Copper on Verge of HUGE Commodities Bull


"China's economic plan is fueling a relentless appetite for copper."

The next phase of China's economic plan is fueling a relentless appetite for electricity, spiking demand for copper. That has moved investors to drive up the price of the metal, as well as the stocks of companies that mine it.

Copper has risen 14% this year, with contracts traded on the London Metal Exchange tripling since December 2008. The Bloomberg index of world mining stocks this year has climbed 16% to the highest level since Aug. 1, 2008

"Copper is red gold," Jeremy Gray, global head of resources at Standard Chartered PLC in Hong Kong told Bloomberg. “We're on the verge of the biggest commodities bull market we have ever see.”

Gray predicts the metal could rise by 50% to $12,000/ton in the next 6–12 months.

Copper turned higher in 2003 as the global economy recovered from the 2001 downturn, then slumped in 2008 as the credit crisis kicked in.

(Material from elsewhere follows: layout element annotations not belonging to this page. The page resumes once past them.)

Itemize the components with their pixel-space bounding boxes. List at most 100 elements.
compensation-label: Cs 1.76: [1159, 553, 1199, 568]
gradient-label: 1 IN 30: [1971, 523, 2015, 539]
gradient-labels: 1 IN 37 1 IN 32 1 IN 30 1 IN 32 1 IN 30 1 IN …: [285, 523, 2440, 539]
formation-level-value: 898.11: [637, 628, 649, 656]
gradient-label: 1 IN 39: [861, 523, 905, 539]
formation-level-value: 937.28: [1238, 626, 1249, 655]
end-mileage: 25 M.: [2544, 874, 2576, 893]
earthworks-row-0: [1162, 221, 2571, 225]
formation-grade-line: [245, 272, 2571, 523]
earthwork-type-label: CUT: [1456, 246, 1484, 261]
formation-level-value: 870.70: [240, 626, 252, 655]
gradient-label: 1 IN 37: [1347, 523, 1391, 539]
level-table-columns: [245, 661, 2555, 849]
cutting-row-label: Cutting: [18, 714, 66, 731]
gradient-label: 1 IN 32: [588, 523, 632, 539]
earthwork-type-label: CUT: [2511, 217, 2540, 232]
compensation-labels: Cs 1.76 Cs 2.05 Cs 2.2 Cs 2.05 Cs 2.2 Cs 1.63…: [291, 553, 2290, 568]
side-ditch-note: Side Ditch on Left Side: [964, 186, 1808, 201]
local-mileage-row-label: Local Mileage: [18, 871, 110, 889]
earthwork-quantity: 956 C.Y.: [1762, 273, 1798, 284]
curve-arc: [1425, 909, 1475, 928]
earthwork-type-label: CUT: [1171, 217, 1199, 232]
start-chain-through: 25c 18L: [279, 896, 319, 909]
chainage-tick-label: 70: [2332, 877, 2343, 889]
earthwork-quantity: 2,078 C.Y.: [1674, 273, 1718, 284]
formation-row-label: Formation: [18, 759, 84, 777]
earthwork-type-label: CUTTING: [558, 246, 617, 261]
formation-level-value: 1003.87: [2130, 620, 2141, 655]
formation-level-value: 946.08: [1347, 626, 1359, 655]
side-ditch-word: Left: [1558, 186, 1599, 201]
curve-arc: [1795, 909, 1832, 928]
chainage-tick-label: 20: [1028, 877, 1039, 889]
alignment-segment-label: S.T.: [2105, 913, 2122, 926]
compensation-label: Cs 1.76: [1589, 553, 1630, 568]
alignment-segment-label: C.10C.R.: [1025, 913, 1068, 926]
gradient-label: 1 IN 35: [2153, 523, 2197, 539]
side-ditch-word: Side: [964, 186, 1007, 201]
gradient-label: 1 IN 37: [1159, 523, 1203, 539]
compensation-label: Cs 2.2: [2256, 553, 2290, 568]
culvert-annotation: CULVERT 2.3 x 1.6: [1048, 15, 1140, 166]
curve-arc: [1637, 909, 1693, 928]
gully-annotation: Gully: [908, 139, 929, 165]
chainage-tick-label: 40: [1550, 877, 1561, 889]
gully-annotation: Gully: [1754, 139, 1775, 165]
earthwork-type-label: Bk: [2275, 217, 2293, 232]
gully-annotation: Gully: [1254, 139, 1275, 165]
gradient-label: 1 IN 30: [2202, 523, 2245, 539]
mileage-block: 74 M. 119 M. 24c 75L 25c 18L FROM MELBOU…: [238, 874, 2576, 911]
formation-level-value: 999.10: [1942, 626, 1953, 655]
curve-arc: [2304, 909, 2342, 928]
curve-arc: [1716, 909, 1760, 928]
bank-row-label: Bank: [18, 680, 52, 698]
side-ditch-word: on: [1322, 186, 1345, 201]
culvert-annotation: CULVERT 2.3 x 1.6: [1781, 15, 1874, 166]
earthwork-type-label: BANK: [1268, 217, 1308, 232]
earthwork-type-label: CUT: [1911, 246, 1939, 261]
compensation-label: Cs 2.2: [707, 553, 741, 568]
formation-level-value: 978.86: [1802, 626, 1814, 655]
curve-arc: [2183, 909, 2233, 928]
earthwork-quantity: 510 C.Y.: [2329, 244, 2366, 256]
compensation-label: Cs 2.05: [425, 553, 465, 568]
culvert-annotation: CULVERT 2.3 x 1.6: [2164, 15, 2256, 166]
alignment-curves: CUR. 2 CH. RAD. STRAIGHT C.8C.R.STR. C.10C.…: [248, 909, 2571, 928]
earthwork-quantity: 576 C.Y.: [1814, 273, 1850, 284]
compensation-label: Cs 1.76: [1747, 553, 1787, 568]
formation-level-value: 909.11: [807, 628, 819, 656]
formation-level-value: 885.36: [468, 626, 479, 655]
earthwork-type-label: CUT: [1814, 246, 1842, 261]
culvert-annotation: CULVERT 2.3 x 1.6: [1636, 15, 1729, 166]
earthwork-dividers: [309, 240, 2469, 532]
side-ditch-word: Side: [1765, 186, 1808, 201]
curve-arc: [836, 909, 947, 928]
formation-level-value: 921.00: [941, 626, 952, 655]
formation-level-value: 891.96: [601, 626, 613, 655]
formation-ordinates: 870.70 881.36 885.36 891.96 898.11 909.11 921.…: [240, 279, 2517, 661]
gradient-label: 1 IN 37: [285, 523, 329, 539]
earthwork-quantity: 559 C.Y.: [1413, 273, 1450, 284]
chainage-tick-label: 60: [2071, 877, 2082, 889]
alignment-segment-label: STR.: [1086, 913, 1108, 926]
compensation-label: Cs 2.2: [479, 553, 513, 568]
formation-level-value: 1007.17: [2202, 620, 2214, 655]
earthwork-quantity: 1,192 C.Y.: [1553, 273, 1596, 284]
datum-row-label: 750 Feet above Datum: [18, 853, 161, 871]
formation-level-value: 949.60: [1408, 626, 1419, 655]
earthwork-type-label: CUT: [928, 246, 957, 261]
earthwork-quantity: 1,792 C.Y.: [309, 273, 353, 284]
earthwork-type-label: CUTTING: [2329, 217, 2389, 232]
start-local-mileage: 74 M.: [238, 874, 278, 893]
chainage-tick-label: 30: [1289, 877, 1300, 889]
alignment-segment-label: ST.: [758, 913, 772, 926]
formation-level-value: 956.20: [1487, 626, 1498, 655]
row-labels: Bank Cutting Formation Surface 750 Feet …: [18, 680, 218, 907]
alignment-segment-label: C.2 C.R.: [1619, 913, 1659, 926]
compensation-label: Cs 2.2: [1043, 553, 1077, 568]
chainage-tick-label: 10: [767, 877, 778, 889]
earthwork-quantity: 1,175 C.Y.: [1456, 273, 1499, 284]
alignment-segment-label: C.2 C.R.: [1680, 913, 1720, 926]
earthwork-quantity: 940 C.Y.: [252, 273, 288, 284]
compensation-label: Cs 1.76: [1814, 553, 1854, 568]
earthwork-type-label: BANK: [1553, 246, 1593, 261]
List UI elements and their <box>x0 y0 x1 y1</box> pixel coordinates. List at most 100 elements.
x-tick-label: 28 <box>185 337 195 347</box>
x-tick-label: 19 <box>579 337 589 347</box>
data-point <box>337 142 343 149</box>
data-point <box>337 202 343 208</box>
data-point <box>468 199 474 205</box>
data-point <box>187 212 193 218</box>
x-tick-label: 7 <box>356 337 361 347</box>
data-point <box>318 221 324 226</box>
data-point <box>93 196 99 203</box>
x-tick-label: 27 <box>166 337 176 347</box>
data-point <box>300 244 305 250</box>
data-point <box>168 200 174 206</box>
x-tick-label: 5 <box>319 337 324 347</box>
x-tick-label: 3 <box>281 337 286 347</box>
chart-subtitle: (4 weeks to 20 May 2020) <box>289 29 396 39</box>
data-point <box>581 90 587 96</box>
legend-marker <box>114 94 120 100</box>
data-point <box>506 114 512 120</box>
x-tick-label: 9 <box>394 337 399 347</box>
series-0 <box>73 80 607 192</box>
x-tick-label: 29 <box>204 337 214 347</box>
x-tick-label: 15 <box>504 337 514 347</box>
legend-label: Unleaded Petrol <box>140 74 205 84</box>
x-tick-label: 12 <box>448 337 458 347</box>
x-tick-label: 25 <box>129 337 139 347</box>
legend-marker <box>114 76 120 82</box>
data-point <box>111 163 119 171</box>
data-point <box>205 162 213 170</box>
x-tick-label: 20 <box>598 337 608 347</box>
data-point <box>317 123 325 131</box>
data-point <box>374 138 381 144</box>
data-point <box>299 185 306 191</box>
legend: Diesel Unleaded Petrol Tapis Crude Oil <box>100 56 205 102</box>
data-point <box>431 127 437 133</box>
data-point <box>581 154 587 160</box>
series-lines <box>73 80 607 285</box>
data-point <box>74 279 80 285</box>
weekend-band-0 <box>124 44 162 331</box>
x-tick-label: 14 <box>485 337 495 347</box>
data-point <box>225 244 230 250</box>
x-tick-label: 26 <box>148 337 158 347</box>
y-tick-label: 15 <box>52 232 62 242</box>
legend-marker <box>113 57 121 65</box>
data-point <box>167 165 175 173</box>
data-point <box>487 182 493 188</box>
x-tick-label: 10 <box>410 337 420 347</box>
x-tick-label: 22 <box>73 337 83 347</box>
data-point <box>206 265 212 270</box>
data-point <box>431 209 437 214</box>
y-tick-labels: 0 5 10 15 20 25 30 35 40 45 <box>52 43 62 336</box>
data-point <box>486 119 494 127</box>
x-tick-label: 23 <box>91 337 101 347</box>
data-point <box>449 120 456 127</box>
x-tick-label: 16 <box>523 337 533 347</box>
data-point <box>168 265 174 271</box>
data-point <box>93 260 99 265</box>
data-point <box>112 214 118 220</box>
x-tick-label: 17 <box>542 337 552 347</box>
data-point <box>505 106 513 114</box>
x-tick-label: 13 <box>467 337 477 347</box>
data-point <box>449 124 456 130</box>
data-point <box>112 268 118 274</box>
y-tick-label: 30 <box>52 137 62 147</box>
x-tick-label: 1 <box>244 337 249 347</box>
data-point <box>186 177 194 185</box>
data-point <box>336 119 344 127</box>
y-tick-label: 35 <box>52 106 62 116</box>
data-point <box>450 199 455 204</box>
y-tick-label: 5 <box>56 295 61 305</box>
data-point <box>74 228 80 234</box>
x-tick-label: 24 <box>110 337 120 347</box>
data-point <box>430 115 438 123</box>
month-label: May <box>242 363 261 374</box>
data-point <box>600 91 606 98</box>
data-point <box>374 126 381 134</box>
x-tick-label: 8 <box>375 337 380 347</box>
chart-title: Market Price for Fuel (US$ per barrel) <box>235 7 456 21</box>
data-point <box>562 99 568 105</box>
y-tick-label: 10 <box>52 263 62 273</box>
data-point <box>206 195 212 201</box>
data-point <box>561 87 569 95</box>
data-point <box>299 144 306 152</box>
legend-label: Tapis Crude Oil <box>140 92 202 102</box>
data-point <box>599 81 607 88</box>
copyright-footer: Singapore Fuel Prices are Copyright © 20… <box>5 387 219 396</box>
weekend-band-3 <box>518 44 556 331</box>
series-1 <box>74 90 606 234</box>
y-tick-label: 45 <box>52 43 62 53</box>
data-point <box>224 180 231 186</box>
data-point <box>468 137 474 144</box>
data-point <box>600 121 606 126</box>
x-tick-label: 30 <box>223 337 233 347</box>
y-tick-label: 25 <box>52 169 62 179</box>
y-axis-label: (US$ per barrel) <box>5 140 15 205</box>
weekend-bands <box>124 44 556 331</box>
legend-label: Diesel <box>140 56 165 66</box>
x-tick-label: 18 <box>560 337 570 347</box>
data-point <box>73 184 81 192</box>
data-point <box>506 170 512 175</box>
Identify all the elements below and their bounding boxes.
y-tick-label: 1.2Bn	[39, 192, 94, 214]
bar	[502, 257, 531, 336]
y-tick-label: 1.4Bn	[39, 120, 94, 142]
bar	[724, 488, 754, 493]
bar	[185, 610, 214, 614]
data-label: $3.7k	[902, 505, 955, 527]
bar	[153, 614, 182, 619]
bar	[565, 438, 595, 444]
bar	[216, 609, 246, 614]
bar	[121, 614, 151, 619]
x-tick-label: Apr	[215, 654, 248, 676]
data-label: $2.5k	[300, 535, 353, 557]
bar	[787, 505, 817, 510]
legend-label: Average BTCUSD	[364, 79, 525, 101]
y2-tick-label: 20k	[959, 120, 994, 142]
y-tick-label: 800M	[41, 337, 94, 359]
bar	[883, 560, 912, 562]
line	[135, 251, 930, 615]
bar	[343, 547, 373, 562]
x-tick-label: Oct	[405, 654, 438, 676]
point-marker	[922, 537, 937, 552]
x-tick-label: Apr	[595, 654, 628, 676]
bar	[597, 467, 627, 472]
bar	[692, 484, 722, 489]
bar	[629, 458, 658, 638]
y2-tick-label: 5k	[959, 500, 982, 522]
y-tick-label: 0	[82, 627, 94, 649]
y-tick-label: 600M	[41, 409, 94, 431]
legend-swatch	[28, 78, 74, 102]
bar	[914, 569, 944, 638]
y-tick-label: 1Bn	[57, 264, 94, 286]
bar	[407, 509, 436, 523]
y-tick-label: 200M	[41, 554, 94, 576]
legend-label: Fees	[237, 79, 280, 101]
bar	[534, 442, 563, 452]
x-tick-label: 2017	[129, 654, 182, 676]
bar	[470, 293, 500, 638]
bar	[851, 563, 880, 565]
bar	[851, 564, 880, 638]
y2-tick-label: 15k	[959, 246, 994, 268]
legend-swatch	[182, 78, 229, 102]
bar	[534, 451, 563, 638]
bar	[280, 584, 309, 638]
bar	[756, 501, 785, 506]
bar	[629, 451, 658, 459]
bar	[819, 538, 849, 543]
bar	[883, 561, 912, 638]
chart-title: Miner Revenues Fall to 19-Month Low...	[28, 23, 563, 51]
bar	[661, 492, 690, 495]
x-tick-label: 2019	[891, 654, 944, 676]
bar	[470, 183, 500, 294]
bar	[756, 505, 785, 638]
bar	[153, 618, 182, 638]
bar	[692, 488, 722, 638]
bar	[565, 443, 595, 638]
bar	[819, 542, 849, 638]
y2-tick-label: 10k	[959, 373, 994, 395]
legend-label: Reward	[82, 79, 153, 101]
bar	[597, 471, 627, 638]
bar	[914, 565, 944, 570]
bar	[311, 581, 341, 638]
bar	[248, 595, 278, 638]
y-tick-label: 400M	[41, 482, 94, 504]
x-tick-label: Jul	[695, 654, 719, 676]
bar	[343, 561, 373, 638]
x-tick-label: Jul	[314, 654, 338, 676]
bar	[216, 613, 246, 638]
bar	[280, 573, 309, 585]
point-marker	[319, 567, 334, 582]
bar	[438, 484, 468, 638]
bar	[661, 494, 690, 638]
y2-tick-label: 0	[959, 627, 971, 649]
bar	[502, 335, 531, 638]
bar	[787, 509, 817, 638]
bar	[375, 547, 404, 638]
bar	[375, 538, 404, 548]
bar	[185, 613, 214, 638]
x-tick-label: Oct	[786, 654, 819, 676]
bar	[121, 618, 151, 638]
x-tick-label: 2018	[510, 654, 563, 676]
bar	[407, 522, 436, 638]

The metal rebounded in the last days of 2008 and has been on a tear ever since.

The surge in prices has been sparked by a classic supply/demand imbalance, mostly driven by emerging markets—especially China.

China's is on pace to almost triple its copper consumption to 20 million tons (Mt.) by 2020, when it will account for 49% of world copper sales, according to London-based CRU. That's more than the world's total production today. What's more, rising demand will create a potential global shortage of 11 Mt./year by 2035.

China is the world's second-largest economy; for its economy to maintain momentum, the country must urbanize its mostly rural interior. More than half of China's 1.3 billion people reside in rural areas. The per-capita GDP of inland provinces is less than half of that on the coast. Overall, the government wants to quadruple per-capita GDP from 2000–2020.